Yes. The TREnd trial was a two-stage, noncomparative, randomized, phase 2 trial.[3] I Patients with one or two prior lines of endocrine therapy were randomly assigned to palbociclib or palbociclib plus the endocrine therapy that they recently received. Both arms demonstrated activity as demonstrated by a predefined clinical benefit rate of > 40%. In an exploratory analysis, the duration of clinical benefit (11.5 months vs 6 months) and PFS (10.8 months vs 6.5 months) were numerically higher in those who received endocrine therapy plus palbociclib as opposed to palbociclib alone.

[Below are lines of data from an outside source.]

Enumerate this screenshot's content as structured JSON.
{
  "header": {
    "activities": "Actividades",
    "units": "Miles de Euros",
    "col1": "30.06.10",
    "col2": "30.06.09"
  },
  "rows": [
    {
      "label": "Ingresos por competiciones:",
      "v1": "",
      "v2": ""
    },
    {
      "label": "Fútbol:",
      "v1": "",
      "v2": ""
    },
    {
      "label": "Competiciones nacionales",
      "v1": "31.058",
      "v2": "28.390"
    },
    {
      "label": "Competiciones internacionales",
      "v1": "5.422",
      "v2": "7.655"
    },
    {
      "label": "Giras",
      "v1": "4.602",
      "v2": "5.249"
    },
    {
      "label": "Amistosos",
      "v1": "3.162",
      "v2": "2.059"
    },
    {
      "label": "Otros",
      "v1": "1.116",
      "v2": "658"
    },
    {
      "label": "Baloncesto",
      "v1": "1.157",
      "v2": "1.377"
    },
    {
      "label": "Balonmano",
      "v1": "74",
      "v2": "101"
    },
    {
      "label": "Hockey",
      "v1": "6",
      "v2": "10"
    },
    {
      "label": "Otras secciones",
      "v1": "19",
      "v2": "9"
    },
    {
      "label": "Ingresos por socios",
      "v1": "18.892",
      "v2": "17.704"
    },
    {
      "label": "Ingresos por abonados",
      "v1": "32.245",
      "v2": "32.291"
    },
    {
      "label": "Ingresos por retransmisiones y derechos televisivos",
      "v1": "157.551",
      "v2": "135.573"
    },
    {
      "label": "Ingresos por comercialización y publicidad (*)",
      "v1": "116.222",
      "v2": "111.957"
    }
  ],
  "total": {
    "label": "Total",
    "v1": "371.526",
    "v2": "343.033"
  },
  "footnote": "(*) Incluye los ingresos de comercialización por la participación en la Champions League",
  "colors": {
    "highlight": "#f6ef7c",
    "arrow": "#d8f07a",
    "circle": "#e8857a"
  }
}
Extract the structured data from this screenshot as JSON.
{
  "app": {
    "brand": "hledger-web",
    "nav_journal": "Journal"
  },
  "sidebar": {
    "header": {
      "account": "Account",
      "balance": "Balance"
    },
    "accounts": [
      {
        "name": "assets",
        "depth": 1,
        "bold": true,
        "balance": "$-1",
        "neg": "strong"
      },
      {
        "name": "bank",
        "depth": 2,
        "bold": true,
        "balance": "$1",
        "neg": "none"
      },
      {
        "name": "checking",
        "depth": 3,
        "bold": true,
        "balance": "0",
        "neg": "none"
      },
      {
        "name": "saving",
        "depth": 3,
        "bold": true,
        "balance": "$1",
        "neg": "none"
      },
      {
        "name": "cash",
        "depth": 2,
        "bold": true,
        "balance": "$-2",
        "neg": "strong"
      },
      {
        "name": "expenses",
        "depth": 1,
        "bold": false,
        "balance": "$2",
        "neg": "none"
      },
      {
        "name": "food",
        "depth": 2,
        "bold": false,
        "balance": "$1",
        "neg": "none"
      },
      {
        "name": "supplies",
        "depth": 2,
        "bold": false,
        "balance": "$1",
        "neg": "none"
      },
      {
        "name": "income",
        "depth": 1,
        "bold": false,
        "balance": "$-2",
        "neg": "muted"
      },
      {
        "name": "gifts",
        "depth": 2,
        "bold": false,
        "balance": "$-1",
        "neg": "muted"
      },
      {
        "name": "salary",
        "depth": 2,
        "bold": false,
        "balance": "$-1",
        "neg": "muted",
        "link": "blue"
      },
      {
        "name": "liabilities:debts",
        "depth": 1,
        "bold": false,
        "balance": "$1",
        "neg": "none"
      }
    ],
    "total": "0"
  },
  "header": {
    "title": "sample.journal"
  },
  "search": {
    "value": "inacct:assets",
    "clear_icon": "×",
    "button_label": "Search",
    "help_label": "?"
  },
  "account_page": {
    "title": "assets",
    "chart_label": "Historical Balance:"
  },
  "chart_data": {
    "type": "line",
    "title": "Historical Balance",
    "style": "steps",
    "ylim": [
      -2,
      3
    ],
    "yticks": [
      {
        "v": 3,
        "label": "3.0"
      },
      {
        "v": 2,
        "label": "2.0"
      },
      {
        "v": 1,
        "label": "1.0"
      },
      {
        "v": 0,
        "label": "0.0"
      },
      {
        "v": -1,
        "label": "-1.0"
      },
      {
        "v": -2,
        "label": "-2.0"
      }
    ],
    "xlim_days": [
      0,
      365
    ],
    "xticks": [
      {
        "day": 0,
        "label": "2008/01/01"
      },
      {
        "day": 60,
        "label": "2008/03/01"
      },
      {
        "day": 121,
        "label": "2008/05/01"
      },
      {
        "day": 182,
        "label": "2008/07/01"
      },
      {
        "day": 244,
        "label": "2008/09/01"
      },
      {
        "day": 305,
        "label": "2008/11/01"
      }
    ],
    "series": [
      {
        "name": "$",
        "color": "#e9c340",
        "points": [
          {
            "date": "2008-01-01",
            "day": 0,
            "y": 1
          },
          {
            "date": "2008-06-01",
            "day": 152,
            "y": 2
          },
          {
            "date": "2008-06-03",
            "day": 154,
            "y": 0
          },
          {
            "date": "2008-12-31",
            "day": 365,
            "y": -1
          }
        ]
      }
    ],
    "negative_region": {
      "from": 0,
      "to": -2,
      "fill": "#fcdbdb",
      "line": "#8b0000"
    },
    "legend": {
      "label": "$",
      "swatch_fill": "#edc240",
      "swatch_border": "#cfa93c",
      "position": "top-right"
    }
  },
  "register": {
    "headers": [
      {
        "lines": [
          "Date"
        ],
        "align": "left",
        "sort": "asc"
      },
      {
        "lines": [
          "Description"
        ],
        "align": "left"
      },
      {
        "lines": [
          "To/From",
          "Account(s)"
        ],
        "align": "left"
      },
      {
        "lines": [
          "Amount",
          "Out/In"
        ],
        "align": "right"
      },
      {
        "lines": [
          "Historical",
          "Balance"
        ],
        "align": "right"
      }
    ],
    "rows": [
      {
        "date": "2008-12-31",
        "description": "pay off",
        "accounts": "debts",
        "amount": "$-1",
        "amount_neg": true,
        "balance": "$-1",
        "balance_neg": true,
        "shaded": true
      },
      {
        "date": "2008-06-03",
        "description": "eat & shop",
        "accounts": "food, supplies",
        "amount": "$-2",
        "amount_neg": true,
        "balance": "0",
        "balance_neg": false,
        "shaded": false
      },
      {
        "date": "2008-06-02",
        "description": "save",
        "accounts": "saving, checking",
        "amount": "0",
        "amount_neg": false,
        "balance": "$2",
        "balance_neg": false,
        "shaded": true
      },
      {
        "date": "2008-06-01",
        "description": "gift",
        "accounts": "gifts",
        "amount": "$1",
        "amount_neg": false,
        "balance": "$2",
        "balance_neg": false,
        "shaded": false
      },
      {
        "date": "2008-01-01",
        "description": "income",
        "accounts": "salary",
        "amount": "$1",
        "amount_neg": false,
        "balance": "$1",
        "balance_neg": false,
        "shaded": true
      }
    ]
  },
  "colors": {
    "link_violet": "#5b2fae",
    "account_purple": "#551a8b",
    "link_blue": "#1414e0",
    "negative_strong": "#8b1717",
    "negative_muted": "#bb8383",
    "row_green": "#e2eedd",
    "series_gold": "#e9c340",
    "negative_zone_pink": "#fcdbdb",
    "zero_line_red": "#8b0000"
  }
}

As you can see, that's a lot of data. However, there are important questions to answer in the future, including:

  • Can we identify which patients will benefit with endocrine therapy alone, given the associated cost and potential side effects of CDK 4/6 inhibitors?

  • Is there a role for sequencing CDK 4/6 inhibitors in the metastatic setting?

  • Will we identify markers of response/resistance to CDK 4/6 inhibitors, and markers that will demonstrate benefit with one agent over another?

  • What will be the benefit with these drugs in the adjuvant setting?

Studies attempting to answer these questions are ongoing. But hearing the session at ASCO 2017, one cannot argue that this drug class remains an important step forward in the treatment of HR+/HER2- MBC.